LA NOUVELLE PROCÉDURE EN MATIÈRE DE PMI : CE QUE CHANGE LE DÉCRET N°2018-1292 DU 28 DÉCEMBRE 2018

(DÉCISION DE LA COMMISSION DE RECOURS DE L’INVALIDITÉ)

 

Dans ce 8ème article relatif à ce Décret, nous abordons la façon dont la CRI se prononcera, à compter du 1er novembre 2019, sur les Recours Administratifs Préalables Obligatoires des justiciables du CPMIVG.

1) La CRI devra statuer dans un délai de 4 mois à compter de sa saisine :

  • Si elle rend effectivement sa décision dans les 4 mois, cette décision se substituera à la décision contestée. Si le demandeur n’en est pas satisfait, c’est donc la décision de la CRI sur le RAPO qu’il devra attaquer en saisissant le Tribunal Administratif dans les 2 mois.

S’il attaquait par erreur la décision de rejet du service des pensions ou la Fiche Descriptive des Infirmités initialement contestée, son recours serait irrecevable.

  • Si la CRI ne notifie pas sa décision dans les 4 mois, son silence vaudra décision implicite de rejet du RAPO, que le demandeur pourra attaquer dans les mêmes conditions.

2) Ce délai de 4 mois prescrit à la CRI pour statuer, sera néanmoins suspendu en cas d’expertise, à compter du jour où le Président aura informé le demandeur de sa mise en œuvre.

Cette suspension durera jusqu’à une date qui ne sera pas facile à déterminer :

  • Soit jusqu’à la transmission au demandeur des « conclusions de l’expertise médicale» (pour recevoir l’expertise entière, il lui faudra la réclamer…)
  • Soit, si ces conclusions ne lui sont pas transmises avant, à l’expiration d’un délai de 4 mois à compter de la « date à laquelle le demandeur a été informé de la réalisation de l’expertise médicale».

Pour ne pas être irrecevable à saisir le Tribunal Administratif,  le blessé devra donc, non seulement surveiller la fin de suspension du délai, mais encore calculer le délai non encore écoulé avant cette suspension, pour en déduire la date de constitution de la décision implicite de rejet et pouvoir la contester dans le délai de 2 mois, ce qui ne sera pas chose facile s’il n’est pas informé sur ce point !
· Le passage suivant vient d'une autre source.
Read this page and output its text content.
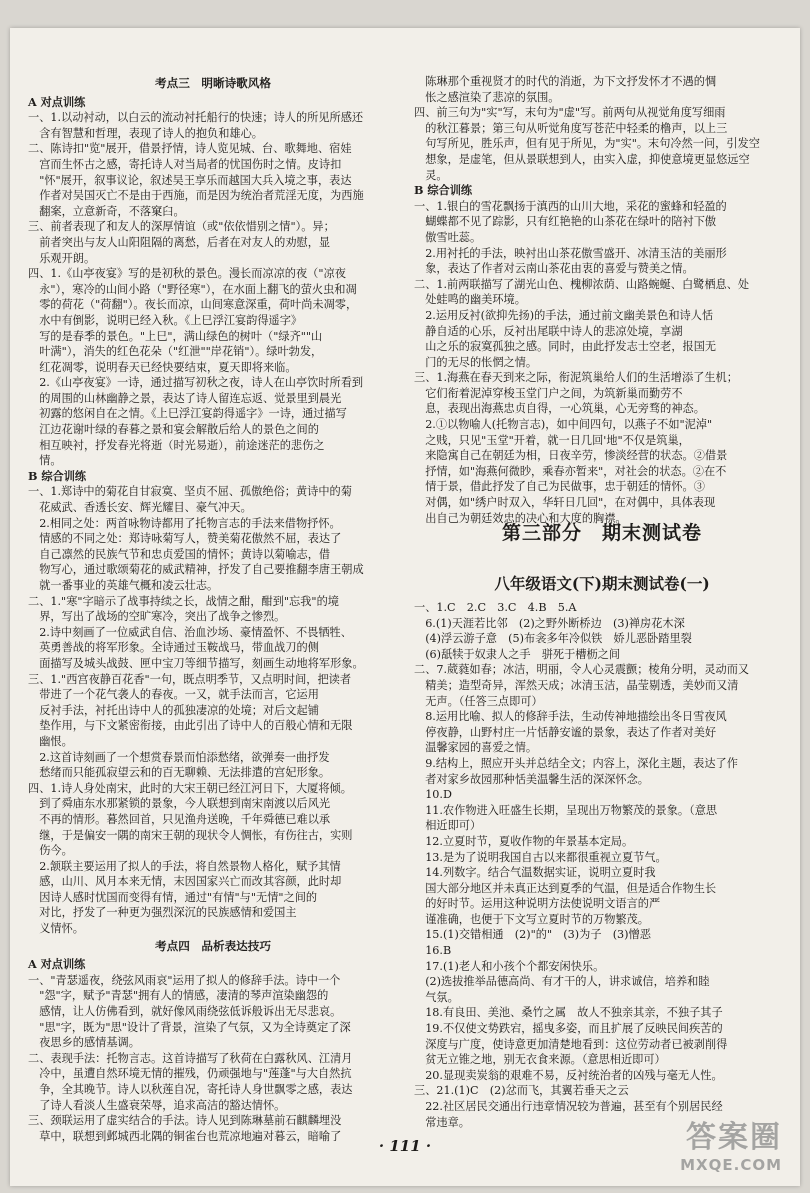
考点三　明晰诗歌风格
A 对点训练
一、1.以动衬动，以白云的流动衬托船行的快速；诗人的所见所感还
　含有智慧和哲理，表现了诗人的抱负和雄心。
二、陈诗扣"览"展开，借景抒情，诗人览见城、台、歌舞地、宿娃
　宫而生怀古之感，寄托诗人对当局者的忧国伤时之情。皮诗扣
　"怀"展开，叙事议论，叙述吴王享乐而越国大兵入境之事，表达
　作者对吴国灭亡不是由于西施，而是因为统治者荒淫无度，为西施
　翻案，立意新奇，不落窠臼。
三、前者表现了和友人的深厚情谊（或"依依惜别之情"）。异；
　前者突出与友人山阳阻隔的离愁，后者在对友人的劝慰，显
　乐观开朗。
四、1.《山亭夜宴》写的是初秋的景色。漫长而凉凉的夜（"凉夜
　永"），寒冷的山间小路（"野径寒"），在水面上翻飞的萤火虫和凋
　零的荷花（"荷翻"）。夜长而凉，山间寒意深重，荷叶尚未凋零，
　水中有倒影，说明已经入秋。《上巳浮江宴韵得遥字》
　写的是春季的景色。"上巳"，满山绿色的树叶（"绿齐""山
　叶满"），消失的红色花朵（"红泄""岸花销"）。绿叶勃发，
　红花凋零，说明春天已经快要结束，夏天即将来临。
　2.《山亭夜宴》一诗，通过描写初秋之夜，诗人在山亭饮时所看到
　的周围的山林幽静之景，表达了诗人留连忘返、觉景里到晨光
　初露的悠闲自在之情。《上巳浮江宴韵得遥字》一诗，通过描写
　江边花谢叶绿的春暮之景和宴会解散后给人的景色之间的
　相互映衬，抒发春光将逝（时光易逝），前途迷茫的悲伤之
　情。
B 综合训练
一、1.郑诗中的菊花自甘寂寞、坚贞不屈、孤傲绝俗；黄诗中的菊
　花威武、香透长安、辉光耀目、豪气冲天。
　2.相同之处：两首咏物诗都用了托物言志的手法来借物抒怀。
　情感的不同之处：郑诗咏菊写人，赞美菊花傲然不屈，表达了
　自己凛然的民族气节和忠贞爱国的情怀；黄诗以菊喻志，借
　物写心，通过歌颂菊花的威武精神，抒发了自己要推翻李唐王朝成
　就一番事业的英雄气概和凌云壮志。
二、1."寒"字暗示了战事持续之长，战情之酣，酣到"忘我"的境
　界，写出了战场的空旷寒冷，突出了战争之惨烈。
　2.诗中刻画了一位威武自信、治血沙场、豪情盈怀、不畏牺牲、
　英勇善战的将军形象。全诗通过玉鞍战马，带血战刀的侧
　面描写及城头战鼓、匣中宝刀等细节描写，刻画生动地将军形象。
三、1."西宫夜静百花香"一句，既点明季节，又点明时间，把读者
　带进了一个花气袭人的春夜。一又，就手法而言，它运用
　反衬手法，衬托出诗中人的孤独凄凉的处境；对后文起铺
　垫作用，与下文紧密衔接，由此引出了诗中人的百般心情和无限
　幽恨。
　2.这首诗刻画了一个想赏春景而怕添愁绪，欲弹奏一曲抒发
　愁绪而只能孤寂望云和的百无聊赖、无法排遣的宫妃形象。
四、1.诗人身处南宋，此时的大宋王朝已经江河日下，大厦将倾。
　到了舜庙东水那紧锁的景象，今人联想到南宋南渡以后风光
　不再的情形。暮然回首，只见渔舟送晚，千年舜德已难以承
　继，于是偏安一隅的南宋王朝的现状令人惆怅，有伤往古，实则
　伤今。
　2.颔联主要运用了拟人的手法，将自然景物人格化，赋予其情
　感，山川、风月本来无情，末因国家兴亡而改其容颜，此时却
　因诗人感时忧国而变得有情，通过"有情"与"无情"之间的
　对比，抒发了一种更为强烈深沉的民族感情和爱国主
　义情怀。
考点四　品析表达技巧
A 对点训练
一、"青瑟遥夜，绕弦风雨哀"运用了拟人的修辞手法。诗中一个
　"怨"字，赋予"青瑟"拥有人的情感，凄清的琴声渲染幽怨的
　感情，让人仿佛看到，就好像风雨绕弦低诉般诉出无尽悲哀。
　"思"字，既为"思"设计了背景，渲染了气氛，又为全诗奠定了深
　夜思乡的感情基调。
二、表现手法：托物言志。这首诗描写了秋荷在白露秋风、江清月
　冷中，虽遭自然环境无情的摧残，仍顽强地与"莲蓬"与大自然抗
　争，全其晚节。诗人以秋莲自况，寄托诗人身世飘零之感，表达
　了诗人看淡人生盛衰荣辱，追求高洁的豁达情怀。
三、颈联运用了虚实结合的手法。诗人见到陈琳墓前石麒麟埋没
　草中，联想到邺城西北隅的铜雀台也荒凉地遍对暮云，暗喻了
　陈琳那个重视贤才的时代的消逝，为下文抒发怀才不遇的惆
　怅之感渲染了悲凉的氛围。
四、前三句为"实"写，末句为"虚"写。前两句从视觉角度写细雨
　的秋江暮景；第三句从听觉角度写苍茫中轻柔的橹声，以上三
　句写所见，胜乐声，但有见于所见，为"实"。末句冷然一问，引发空
　想象，是虚笔，但从景联想到人，由实入虚，抑使意境更显悠远空
　灵。
B 综合训练
一、1.银白的雪花飘扬于滇西的山川大地，采花的蜜蜂和轻盈的
　蝴蝶都不见了踪影，只有红艳艳的山茶花在绿叶的陪衬下傲
　傲雪吐蕊。
　2.用衬托的手法，映衬出山茶花傲雪盛开、冰清玉洁的美丽形
　象，表达了作者对云南山茶花由衷的喜爱与赞美之情。
二、1.前两联描写了湖光山色、槐柳浓荫、山路蜿蜒、白鹭栖息、处
　处蛙鸣的幽美环境。
　2.运用反衬(欲抑先扬)的手法，通过前文幽美景色和诗人恬
　静自适的心乐，反衬出尾联中诗人的悲凉处境，享湖
　山之乐的寂寞孤独之感。同时，由此抒发志士空老，报国无
　门的无尽的怅惘之情。
三、1.海燕在春天到来之际，衔泥筑巢给人们的生活增添了生机；
　它们衔着泥淖穿梭玉堂门户之间，为筑新巢而勤劳不
　息，表现出海燕忠贞自得，一心筑巢，心无旁骛的神态。
　2.①以物喻人(托物言志)，如中间四句，以燕子不如"泥淖"
　之贱，只见"玉堂"开着，就一日几回'地"不仅是筑巢，
　来隐寓自己在朝廷为相，日夜辛劳，惨淡经营的状态。②借景
　抒情，如"海燕何微眇，乘春亦暂来"，对社会的状态。②在不
　情于景，借此抒发了自己为民做事，忠于朝廷的情怀。③
　对偶，如"绣户时双入，华轩日几回"，在对偶中，具体表现
　出自己为朝廷效忠的决心和大度的胸襟。
第三部分　期末测试卷
八年级语文(下)期末测试卷(一)
一、1.C　2.C　3.C　4.B　5.A
　6.(1)天涯若比邻　(2)之野外断桥边　(3)禅房花木深
　(4)浮云游子意　(5)布衾多年冷似铁　娇儿恶卧踏里裂
　(6)舐犊于奴隶人之手　骈死于槽枥之间
二、7.葳蕤如春；冰洁，明丽，令人心灵震颤；棱角分明，灵动而又
　精美；造型奇异，浑然天成；冰清玉洁，晶莹剔透，美妙而又清
　无声。（任答三点即可）
　8.运用比喻、拟人的修辞手法，生动传神地描绘出冬日雪夜风
　停夜静，山野村庄一片恬静安谧的景象，表达了作者对美好
　温馨家园的喜爱之情。
　9.结构上，照应开头并总结全文；内容上，深化主题，表达了作
　者对家乡故园那种恬美温馨生活的深深怀念。
　10.D
　11.农作物进入旺盛生长期，呈现出万物繁茂的景象。（意思
　相近即可）
　12.立夏时节，夏收作物的年景基本定局。
　13.是为了说明我国自古以来都很重视立夏节气。
　14.列数字。结合气温数据实证，说明立夏时我
　国大部分地区并未真正达到夏季的气温，但是适合作物生长
　的好时节。运用这种说明方法使说明文语言的严
　谨准确，也便于下文写立夏时节的万物繁茂。
　15.(1)交错相通　(2)"的"　(3)为子　(3)憎恶
　16.B
　17.(1)老人和小孩个个都安闲快乐。
　(2)选拔推举品德高尚、有才干的人，讲求诚信，培养和睦
　气氛。
　18.有良田、美池、桑竹之属　故人不独亲其亲，不独子其子
　19.不仅使文势跌宕，摇曳多姿，而且扩展了反映民间疾苦的
　深度与广度，使诗意更加清楚地看到：这位劳动者已被剥削得
　贫无立锥之地，别无衣食来源。（意思相近即可）
　20.显现卖炭翁的艰难不易，反衬统治者的凶残与毫无人性。
三、21.(1)C　(2)忿而飞，其翼若垂天之云
　22.社区居民交通出行违章情况较为普遍，甚至有个别居民经
　常违章。
· 111 ·	答案圈
MXQE.COM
Exemple : le blessé saisit la CRI, le Président lui notifie au bout d’un mois sa décision de mettre en œuvre une expertise, l’expertise n’est pas réalisée dans le délai de 4 mois, le demandeur doit calculer qu’il ne reste alors que 3 mois à la CRI pour statuer, et qu’à défaut il n’aura ensuite que 2 mois pour saisir le Tribunal Administratif… La situation est donc très dangereuse pour le blessé.

3) Attention,  si la CRI prend une décision écrite défavorable après l’expiration du délai qui lui est imparti pour statuer sur le RAPO, notre avis est qu’il faudra saisir le Tribunal Administratif d’un recours contre cette décision, même s’il a déjà été saisi d’un recours contre la décision implicite de rejet, faute de quoi ce recours pourrait être déclaré irrecevable.

Que de pièges au préjudice des blessés… !!!